Dive Brief:
- Sprouts Farmers Market’s philanthropic arm is awarding $1.6 million in grants to nonprofits dedicated to distributing emergency food supplies to people impacted by the pandemic, according to a press release.
- The Sprouts Healthy Communities Foundation will give 120 grants to organizations based in the 23 states where Sprouts runs supermarkets.
- Like other grocers, Sprouts had traditionally helped people face food insecurity and provide nutrition education in areas it serves, but the pandemic has spurred the grocer to redouble its efforts to directly fight hunger.
Dive Insight:
While Sprouts’ philanthropic foundation has traditionally focused on supporting community organizations' efforts to educate children and promote access to fresh food, rising food insecurity driven by the coronavirus pandemic has spurred the philanthropic team to step up its efforts to directly fight hunger, said Lyndsey Waugh, executive director of the foundation.
“All of a sudden there was this strong desire and need for people to have access to food in the moment, right there in their communities,” Waugh said in an interview.
With groups it funds, like school and community gardens, rapidly changing course to provide emergency food supplies to people, Sprouts decided to modify its rules to help grant recipients accelerate their food-distribution efforts, according to Waugh. The fact that social distancing requirements sidelined in-person educational events underscored the need for the changes.

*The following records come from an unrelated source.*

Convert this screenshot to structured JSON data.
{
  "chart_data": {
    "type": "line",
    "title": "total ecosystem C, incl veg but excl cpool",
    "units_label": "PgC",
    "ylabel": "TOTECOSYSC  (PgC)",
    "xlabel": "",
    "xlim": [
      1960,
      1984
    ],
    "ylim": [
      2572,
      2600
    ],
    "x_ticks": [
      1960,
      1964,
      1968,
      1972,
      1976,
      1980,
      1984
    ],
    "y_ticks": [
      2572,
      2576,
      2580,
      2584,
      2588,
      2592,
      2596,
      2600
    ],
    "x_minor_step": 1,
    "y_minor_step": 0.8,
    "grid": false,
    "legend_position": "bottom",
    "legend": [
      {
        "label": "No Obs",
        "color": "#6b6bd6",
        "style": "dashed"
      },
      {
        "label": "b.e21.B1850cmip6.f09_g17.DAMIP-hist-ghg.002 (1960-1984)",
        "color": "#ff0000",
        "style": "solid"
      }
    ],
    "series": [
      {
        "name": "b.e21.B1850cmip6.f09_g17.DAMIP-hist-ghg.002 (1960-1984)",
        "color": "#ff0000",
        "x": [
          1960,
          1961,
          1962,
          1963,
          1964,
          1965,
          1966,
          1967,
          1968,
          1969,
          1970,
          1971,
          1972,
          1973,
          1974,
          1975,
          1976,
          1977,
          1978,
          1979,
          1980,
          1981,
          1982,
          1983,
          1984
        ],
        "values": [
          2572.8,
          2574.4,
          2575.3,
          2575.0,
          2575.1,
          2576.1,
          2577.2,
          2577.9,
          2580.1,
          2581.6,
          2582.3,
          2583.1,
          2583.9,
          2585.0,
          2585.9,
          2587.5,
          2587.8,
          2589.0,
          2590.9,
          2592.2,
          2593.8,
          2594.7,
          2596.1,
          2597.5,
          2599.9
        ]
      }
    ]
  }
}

“We knew that as the world was going virtual, our partners were going to need flexibility with the grant funding that we had put out to support their programs,” Waugh said. “So we immediately released all of the restrictions on dollars that we had put out into the community and said, 'Use those dollars to do what's most urgent in this moment right now to serve your community.'”

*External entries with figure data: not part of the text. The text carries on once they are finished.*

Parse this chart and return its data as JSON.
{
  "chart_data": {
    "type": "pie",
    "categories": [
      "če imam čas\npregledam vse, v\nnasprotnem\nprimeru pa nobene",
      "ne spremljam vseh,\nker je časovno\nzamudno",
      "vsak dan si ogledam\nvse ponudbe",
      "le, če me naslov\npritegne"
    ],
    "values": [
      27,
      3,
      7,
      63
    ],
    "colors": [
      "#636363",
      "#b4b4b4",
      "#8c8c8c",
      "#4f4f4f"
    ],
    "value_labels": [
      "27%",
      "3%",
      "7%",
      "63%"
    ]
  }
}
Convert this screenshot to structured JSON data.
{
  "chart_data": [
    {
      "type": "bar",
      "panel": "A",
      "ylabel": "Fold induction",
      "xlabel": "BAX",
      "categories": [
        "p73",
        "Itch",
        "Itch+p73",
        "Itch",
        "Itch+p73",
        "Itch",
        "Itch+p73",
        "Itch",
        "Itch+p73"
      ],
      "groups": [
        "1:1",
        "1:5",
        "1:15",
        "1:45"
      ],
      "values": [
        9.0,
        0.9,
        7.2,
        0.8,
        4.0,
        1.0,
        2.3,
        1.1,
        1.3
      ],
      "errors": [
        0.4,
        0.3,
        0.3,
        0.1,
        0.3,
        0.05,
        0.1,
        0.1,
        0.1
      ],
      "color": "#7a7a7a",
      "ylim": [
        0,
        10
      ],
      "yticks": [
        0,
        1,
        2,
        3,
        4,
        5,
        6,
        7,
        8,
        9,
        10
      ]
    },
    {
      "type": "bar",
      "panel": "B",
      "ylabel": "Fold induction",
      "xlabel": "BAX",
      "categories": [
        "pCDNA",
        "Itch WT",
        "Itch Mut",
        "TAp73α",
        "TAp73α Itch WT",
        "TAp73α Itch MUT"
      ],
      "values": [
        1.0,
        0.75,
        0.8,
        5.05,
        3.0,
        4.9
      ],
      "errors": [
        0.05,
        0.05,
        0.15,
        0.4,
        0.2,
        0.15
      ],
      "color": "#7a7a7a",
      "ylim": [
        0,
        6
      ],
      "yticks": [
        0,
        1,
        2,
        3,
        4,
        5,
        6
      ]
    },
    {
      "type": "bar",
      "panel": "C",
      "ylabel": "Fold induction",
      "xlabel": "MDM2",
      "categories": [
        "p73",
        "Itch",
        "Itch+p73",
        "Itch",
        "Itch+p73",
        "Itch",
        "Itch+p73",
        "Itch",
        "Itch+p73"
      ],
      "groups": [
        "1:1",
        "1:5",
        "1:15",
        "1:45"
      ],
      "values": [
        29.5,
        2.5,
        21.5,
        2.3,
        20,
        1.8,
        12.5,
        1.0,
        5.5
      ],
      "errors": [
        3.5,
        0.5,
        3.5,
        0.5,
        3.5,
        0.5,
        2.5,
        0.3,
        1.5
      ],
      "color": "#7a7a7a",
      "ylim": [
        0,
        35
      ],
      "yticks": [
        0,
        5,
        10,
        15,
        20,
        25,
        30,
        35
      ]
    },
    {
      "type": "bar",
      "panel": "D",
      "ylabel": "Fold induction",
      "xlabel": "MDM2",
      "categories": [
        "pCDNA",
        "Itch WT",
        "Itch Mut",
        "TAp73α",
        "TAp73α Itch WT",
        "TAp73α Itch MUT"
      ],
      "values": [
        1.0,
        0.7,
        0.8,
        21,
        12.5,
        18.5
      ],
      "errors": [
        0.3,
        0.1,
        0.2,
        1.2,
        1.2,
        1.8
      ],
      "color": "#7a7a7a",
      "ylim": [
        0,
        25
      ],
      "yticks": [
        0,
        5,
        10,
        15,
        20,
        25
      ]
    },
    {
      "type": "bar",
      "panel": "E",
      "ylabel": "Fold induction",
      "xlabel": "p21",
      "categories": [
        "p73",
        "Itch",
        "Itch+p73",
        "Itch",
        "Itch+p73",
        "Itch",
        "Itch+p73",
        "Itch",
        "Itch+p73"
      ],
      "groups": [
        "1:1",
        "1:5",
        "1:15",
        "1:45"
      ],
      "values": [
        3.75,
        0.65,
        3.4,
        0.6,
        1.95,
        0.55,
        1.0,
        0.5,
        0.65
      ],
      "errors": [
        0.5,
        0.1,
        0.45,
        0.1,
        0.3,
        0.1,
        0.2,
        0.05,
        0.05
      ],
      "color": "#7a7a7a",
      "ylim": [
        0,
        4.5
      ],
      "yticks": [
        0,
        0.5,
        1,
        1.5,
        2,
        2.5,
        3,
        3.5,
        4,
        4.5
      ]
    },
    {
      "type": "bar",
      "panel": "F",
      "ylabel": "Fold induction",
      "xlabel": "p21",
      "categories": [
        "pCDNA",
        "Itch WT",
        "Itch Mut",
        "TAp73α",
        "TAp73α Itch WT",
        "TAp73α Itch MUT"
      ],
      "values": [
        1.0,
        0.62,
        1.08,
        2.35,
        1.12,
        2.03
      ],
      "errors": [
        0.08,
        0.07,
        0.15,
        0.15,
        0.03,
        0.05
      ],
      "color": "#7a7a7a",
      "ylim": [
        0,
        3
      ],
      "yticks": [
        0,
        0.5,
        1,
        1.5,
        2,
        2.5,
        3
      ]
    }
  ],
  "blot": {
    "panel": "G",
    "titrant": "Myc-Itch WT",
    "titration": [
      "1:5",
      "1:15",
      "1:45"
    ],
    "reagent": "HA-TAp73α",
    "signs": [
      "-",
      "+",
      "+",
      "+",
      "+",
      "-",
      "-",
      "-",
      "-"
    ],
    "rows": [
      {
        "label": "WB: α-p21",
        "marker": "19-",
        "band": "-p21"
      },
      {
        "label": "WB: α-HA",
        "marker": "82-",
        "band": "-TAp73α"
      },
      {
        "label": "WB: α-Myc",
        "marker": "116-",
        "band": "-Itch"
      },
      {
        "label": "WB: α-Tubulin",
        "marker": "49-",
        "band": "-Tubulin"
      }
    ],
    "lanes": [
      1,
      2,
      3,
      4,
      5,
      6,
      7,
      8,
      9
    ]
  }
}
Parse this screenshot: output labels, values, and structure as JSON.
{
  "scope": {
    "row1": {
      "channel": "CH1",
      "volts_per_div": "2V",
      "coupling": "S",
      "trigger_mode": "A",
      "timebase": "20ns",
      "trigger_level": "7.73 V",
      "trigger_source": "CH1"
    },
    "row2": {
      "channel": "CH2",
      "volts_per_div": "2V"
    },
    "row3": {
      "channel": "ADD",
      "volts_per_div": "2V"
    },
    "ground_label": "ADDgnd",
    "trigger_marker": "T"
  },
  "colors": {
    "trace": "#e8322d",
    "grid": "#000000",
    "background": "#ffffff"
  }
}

For example, the Jones Valley Teaching Farm in Birmingham, Alabama, used funds from Sprouts to help turn its teaching farms into production farms, a shift that enabled the organization to give out more than 15,000 pounds of fresh vegetables since April, according to the press release.
In addition to directly funding the activities of organizations to which it provides grants, Sprouts is helping these groups hire people with expertise that can help them improve their operations, Waugh said.
“We've been really focused on having it be more than just writing a check, but [on] how do we become a partner with the organizations that we're working with, so that we can really strengthen the work that they're doing at the community level,” she said.